The problem happens in the function train_single_scale() in training.py
This function is composed basically of two sequential loops, one for optimizing the discriminator D, and the other for optimizing the generator G. At the end of the first loop, a fake image is generated by the generator. As soon as the second loop starts, this fake image is passed throught the discriminator, with generates a patch discrimination map, which is then used to calculate the loss errG. The command errG.backwards() calculates the gradients which are used for the optimization of netG weights via optimizerG.step(). The first time we go through this second loop everything runs smoothly and the optimizer changes netG weights inplace. However, the second time we go through this loop, the same fake image is used to calculate the loss (that is, the fake image that had been generated with a previous set of netG weights). Therefore, once we call the backwards function, the computational graph will point back to netG weights that were in their original version, before the optimization step. Newer versions of torch are able to catch this inconsistency and that seems to be the reason why the error occurs.

So, instead of downgrading torch, a simple solution would be to add the line,

fake = netG(noise.detach(), prev.detach())

right in the beggining of the second loop, to always recalculate the fake image with the correct weights.

tamarott, I think this might solve this problem. If you allow, I will submit a pull request with this modification.

Answer 1 · 2021-04-20T19:17:14.000Z

This is a possible solution, but pat attention that it changed the optimization process and therefore might change performances.
So the results won't necessarily be identical to the original version.

Answer 2 · 2021-04-21T22:51:27.000Z

You are right, I'll pay atention to that! I ran a few tests with the application I'm working on, and it seems to be doing fine with this modification, but I didn't stress these tests too much.

About the optimization process, when I first thought about your paper and code, it made sense to me that conceptually the fake image should be recalculated at every step on that loop (for optimizing G). However what seems to be going on is that the adversarial loss is kept fixed (because you use the same fake image 3 times) and only the reconstruction loss is updated inside the loop.

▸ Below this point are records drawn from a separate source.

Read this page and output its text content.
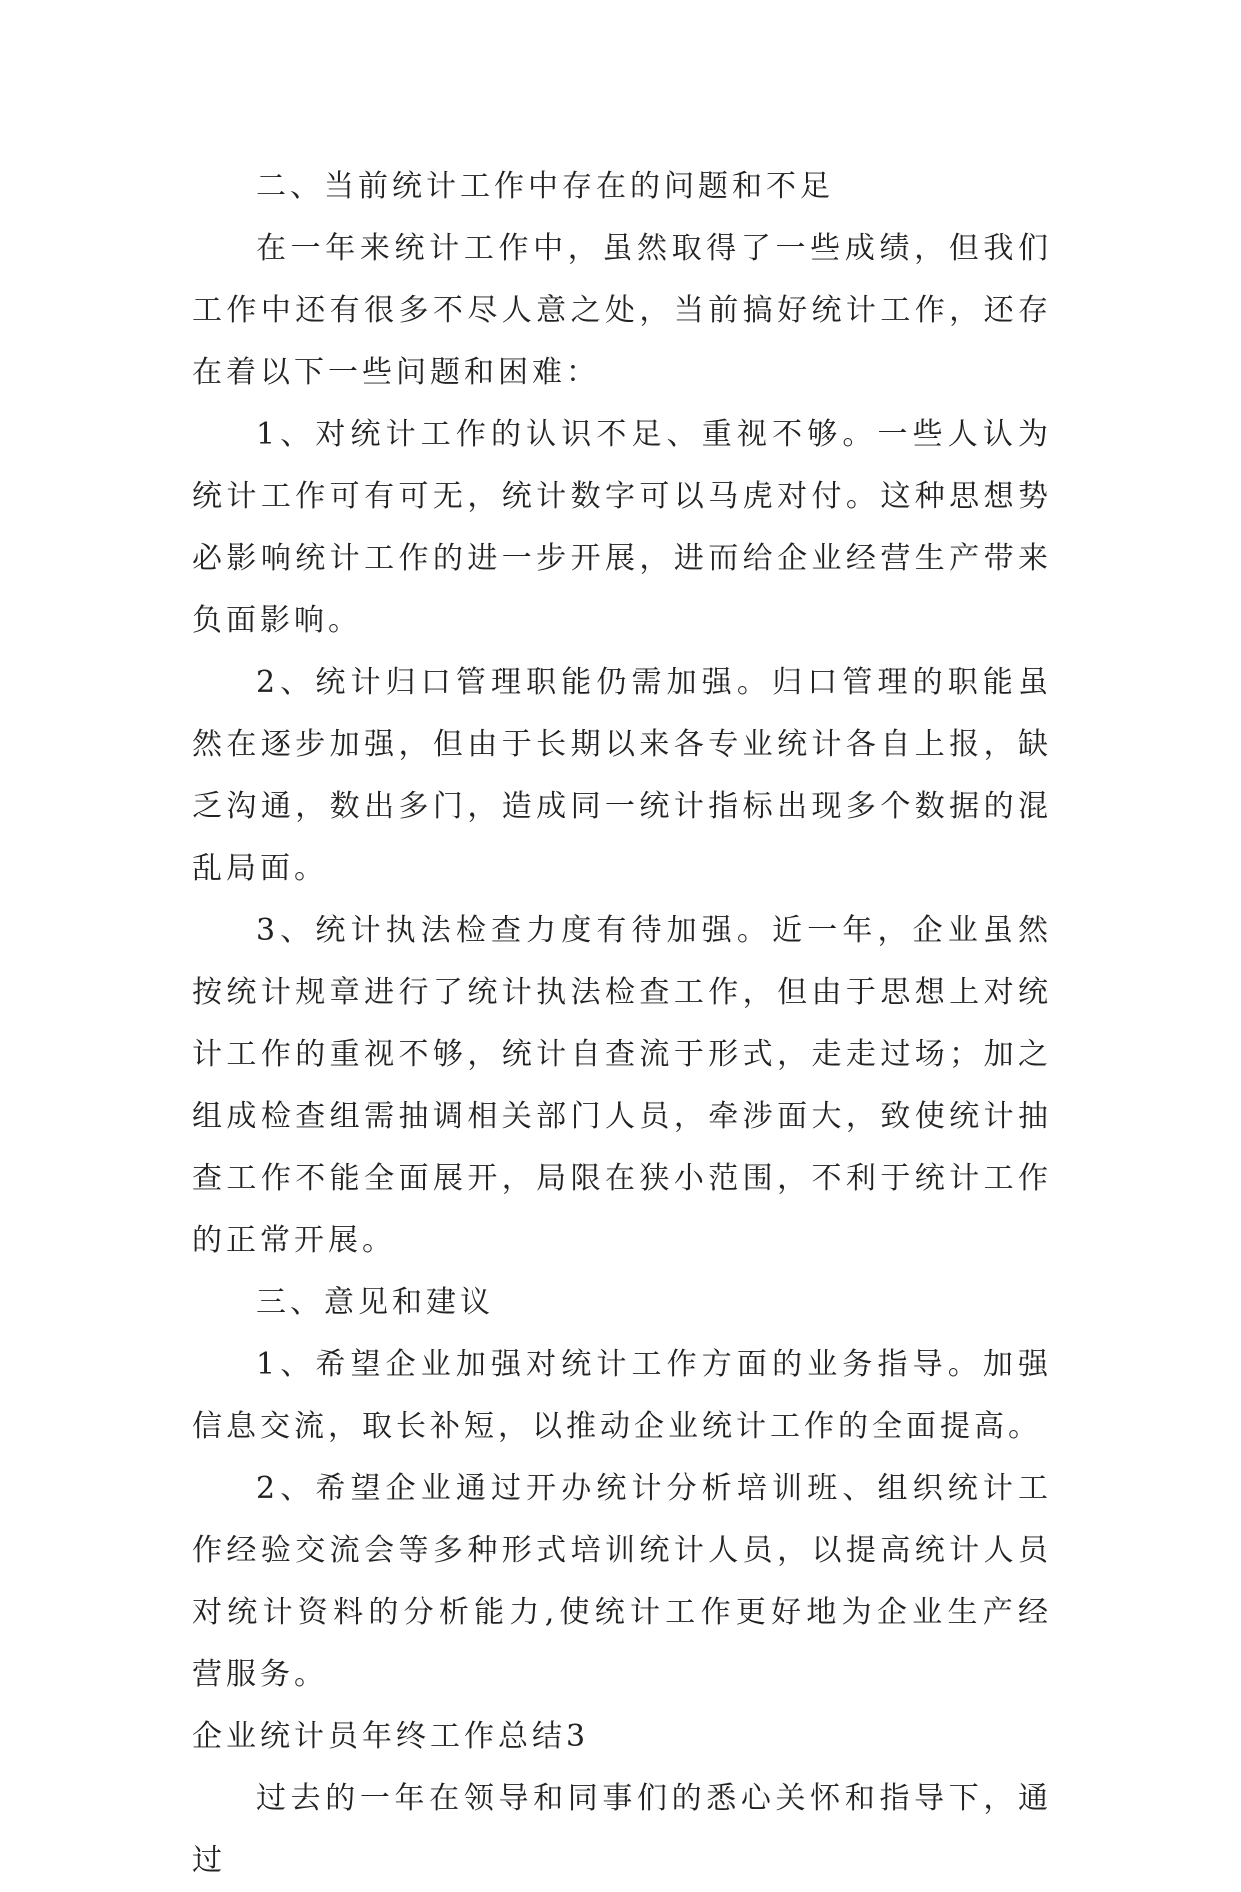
二、当前统计工作中存在的问题和不足

在一年来统计工作中，虽然取得了一些成绩，但我们工作中还有很多不尽人意之处，当前搞好统计工作，还存在着以下一些问题和困难：

1、对统计工作的认识不足、重视不够。一些人认为统计工作可有可无，统计数字可以马虎对付。这种思想势必影响统计工作的进一步开展，进而给企业经营生产带来负面影响。

2、统计归口管理职能仍需加强。归口管理的职能虽然在逐步加强，但由于长期以来各专业统计各自上报，缺乏沟通，数出多门，造成同一统计指标出现多个数据的混乱局面。

3、统计执法检查力度有待加强。近一年，企业虽然按统计规章进行了统计执法检查工作，但由于思想上对统计工作的重视不够，统计自查流于形式，走走过场；加之组成检查组需抽调相关部门人员，牵涉面大，致使统计抽查工作不能全面展开，局限在狭小范围，不利于统计工作的正常开展。

三、意见和建议

1、希望企业加强对统计工作方面的业务指导。加强信息交流，取长补短，以推动企业统计工作的全面提高。

2、希望企业通过开办统计分析培训班、组织统计工作经验交流会等多种形式培训统计人员，以提高统计人员对统计资料的分析能力,使统计工作更好地为企业生产经营服务。

企业统计员年终工作总结3

过去的一年在领导和同事们的悉心关怀和指导下，通过
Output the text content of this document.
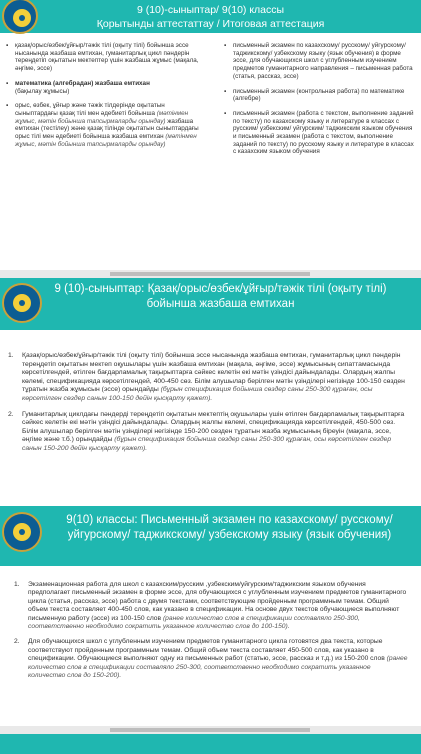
9 (10)-сыныптар/ 9(10) классы
Қорытынды аттестаттау / Итоговая аттестация
▪ қазақ/орыс/өзбек/ұйғыр/тәжік тілі (оқыту тілі) бойынша эссе нысанында жазбаша емтихан, гуманитарлық цикл пәндерін тереңдетіп оқытатын мектептер үшін жазбаша жұмыс (мақала, әңгіме, эссе)
▪ математика (алгебрадан) жазбаша емтихан
(бақылау жұмысы)
▪ орыс, өзбек, ұйғыр және тәжік тілдерінде оқытатын сыныптардағы қазақ тілі мен әдебиеті бойынша (мәтінмен жұмыс, мәтін бойынша тапсырмаларды орындау) жазбаша емтихан (тестілеу) және қазақ тілінде оқытатын сыныптардағы орыс тілі мен әдебиеті бойынша жазбаша емтихан (мәтінмен жұмыс, мәтін бойынша тапсырмаларды орындау)
▪ письменный экзамен по казахскому/ русскому/ уйгурскому/ таджикскому/ узбекскому языку (язык обучения) в форме эссе, для обучающихся школ с углубленным изучением предметов гуманитарного направления – письменная работа (статья, рассказ, эссе)
▪ письменный экзамен (контрольная работа) по математике (алгебре)
▪ письменный экзамен (работа с текстом, выполнение заданий по тексту) по казахскому языку и литературе в классах с русским/ узбекским/ уйгурским/ таджикским языком обучения и письменный экзамен (работа с текстом, выполнение заданий по тексту) по русскому языку и литературе в классах с казахским языком обучения
9 (10)-сыныптар: Қазақ/орыс/өзбек/ұйғыр/тәжік тілі (оқыту тілі) бойынша жазбаша емтихан
1. Қазақ/орыс/өзбек/ұйғыр/тәжік тілі (оқыту тілі) бойынша эссе нысанында жазбаша емтихан, гуманитарлық цикл пәндерін тереңдетіп оқытатын мектеп оқушылары үшін жазбаша емтихан (мақала, әңгіме, эссе) жұмысының сипаттамасында көрсетілгендей, өтілген бағдарламалық тақырыптарға сәйкес келетін екі мәтін үзіндісі дайындалады. Олардың жалпы көлемі, спецификацияда көрсетілгендей, 400-450 сөз. Білім алушылар берілген мәтін үзінділері негізінде 100-150 сөзден тұратын жазба жұмысын (эссе) орындайды (бұрын спецификация бойынша сөздер саны 250-300 құраған, осы көрсетілген сөздер санын 100-150 дейін қысқарту қажет).
2. Гуманитарлық циклдағы пәндерді тереңдетіп оқытатын мектептің оқушылары үшін өтілген бағдарламалық тақырыптарға сәйкес келетін екі мәтін үзіндісі дайындалады. Олардың жалпы көлемі, спецификацияда көрсетілгендей, 450-500 сөз. Білім алушылар берілген мәтін үзінділері негізінде 150-200 сөзден тұратын жазба жұмысының біреуін (мақала, эссе, әңгіме және т.б.) орындайды (бұрын спецификация бойынша сөздер саны 250-300 құраған, осы көрсетілген сөздер санын 150-200 дейін қысқарту қажет).
9(10) классы: Письменный экзамен по казахскому/ русскому/ уйгурскому/ таджикскому/ узбекскому языку (язык обучения)
1. Экзаменационная работа для школ с казахским/русским ,узбекским/уйгурским/таджикским языком обучения предполагает письменный экзамен в форме эссе, для обучающихся с углубленным изучением предметов гуманитарного цикла (статья, рассказ, эссе) работа с двумя текстами, соответствующие пройденным программным темам. Общий объем текста составляет 400-450 слов, как указано в спецификации. На основе двух текстов обучающиеся выполняют письменную работу (эссе) из 100-150 слов (ранее количество слов в спецификации составляло 250-300, соответственно необходимо сократить указанное количество слов до 100-150).
2. Для обучающихся школ с углубленным изучением предметов гуманитарного цикла готовятся два текста, которые соответствуют пройденным программным темам. Общий объем текста составляет 450-500 слов, как указано в спецификации. Обучающиеся выполняют одну из письменных работ (статью, эссе, рассказ и т.д.) из 150-200 слов (ранее количество слов в спецификации составляло 250-300, соответственно необходимо сократить указанное количество слов до 150-200).
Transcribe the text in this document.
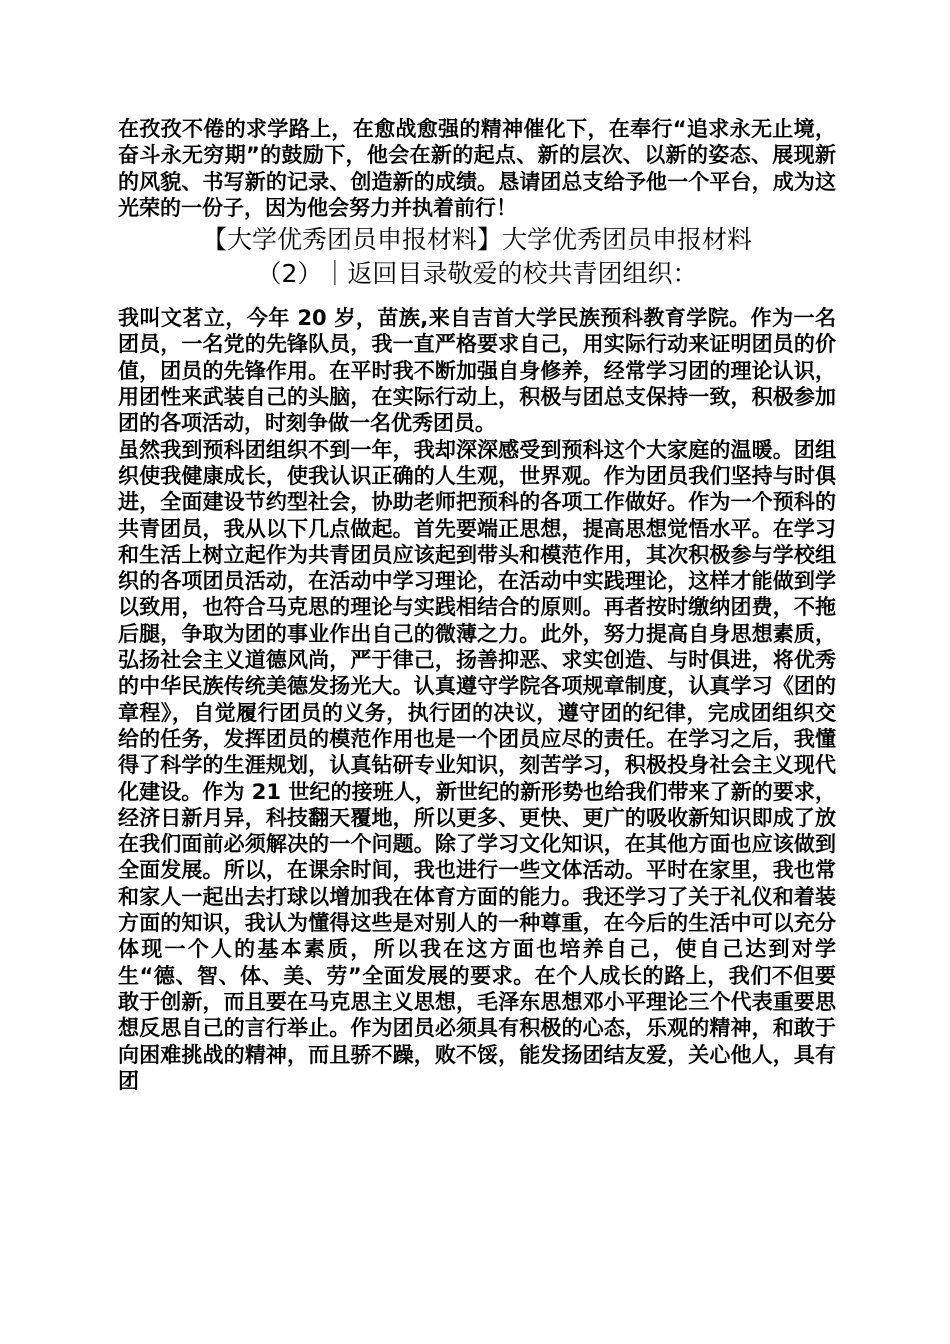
在孜孜不倦的求学路上，在愈战愈强的精神催化下，在奉行“追求永无止境，奋斗永无穷期”的鼓励下，他会在新的起点、新的层次、以新的姿态、展现新的风貌、书写新的记录、创造新的成绩。恳请团总支给予他一个平台，成为这光荣的一份子，因为他会努力并执着前行！

【大学优秀团员申报材料】大学优秀团员申报材料
（2）｜返回目录敬爱的校共青团组织：

我叫文茗立，今年 20 岁，苗族,来自吉首大学民族预科教育学院。作为一名团员，一名党的先锋队员，我一直严格要求自己，用实际行动来证明团员的价值，团员的先锋作用。在平时我不断加强自身修养，经常学习团的理论认识，用团性来武装自己的头脑，在实际行动上，积极与团总支保持一致，积极参加团的各项活动，时刻争做一名优秀团员。

虽然我到预科团组织不到一年，我却深深感受到预科这个大家庭的温暖。团组织使我健康成长，使我认识正确的人生观，世界观。作为团员我们坚持与时俱进，全面建设节约型社会，协助老师把预科的各项工作做好。作为一个预科的共青团员，我从以下几点做起。首先要端正思想，提高思想觉悟水平。在学习和生活上树立起作为共青团员应该起到带头和模范作用，其次积极参与学校组织的各项团员活动，在活动中学习理论，在活动中实践理论，这样才能做到学以致用，也符合马克思的理论与实践相结合的原则。再者按时缴纳团费，不拖后腿，争取为团的事业作出自己的微薄之力。此外，努力提高自身思想素质，弘扬社会主义道德风尚，严于律己，扬善抑恶、求实创造、与时俱进，将优秀的中华民族传统美德发扬光大。认真遵守学院各项规章制度，认真学习《团的章程》，自觉履行团员的义务，执行团的决议，遵守团的纪律，完成团组织交给的任务，发挥团员的模范作用也是一个团员应尽的责任。在学习之后，我懂得了科学的生涯规划，认真钻研专业知识，刻苦学习，积极投身社会主义现代化建设。作为 21 世纪的接班人，新世纪的新形势也给我们带来了新的要求，经济日新月异，科技翻天覆地，所以更多、更快、更广的吸收新知识即成了放在我们面前必须解决的一个问题。除了学习文化知识，在其他方面也应该做到全面发展。所以，在课余时间，我也进行一些文体活动。平时在家里，我也常和家人一起出去打球以增加我在体育方面的能力。我还学习了关于礼仪和着装方面的知识，我认为懂得这些是对别人的一种尊重，在今后的生活中可以充分体现一个人的基本素质，所以我在这方面也培养自己，使自己达到对学生“德、智、体、美、劳”全面发展的要求。在个人成长的路上，我们不但要敢于创新，而且要在马克思主义思想，毛泽东思想邓小平理论三个代表重要思想反思自己的言行举止。作为团员必须具有积极的心态，乐观的精神，和敢于向困难挑战的精神，而且骄不躁，败不馁，能发扬团结友爱，关心他人，具有团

Is there a reason why that should work better?

Answer 3 · 2021-04-22T10:48:31.000Z

We found it to work better empirically. But other solutions might also work.
Just be careful and make sure performances are the same.

Answer 4 · 2021-04-22T14:57:54.000Z

Nice, thanks a lot!!

Answer 5 · 2021-08-05T11:06:20.000Z

Thanks @williantrevizan, Your fix worked for me

Answer 6 · 2022-01-19T02:37:17.000Z

It works for me well too.
You saved my time!!
Thanks a lot!

Answer 7 · 2022-08-25T03:15:57.000Z

thanks. You realy save my time!

Answer 8 · 2022-09-27T15:13:43.000Z

Thank you @williantrevizan! Confirmed that this solution works on torch==1.12.0.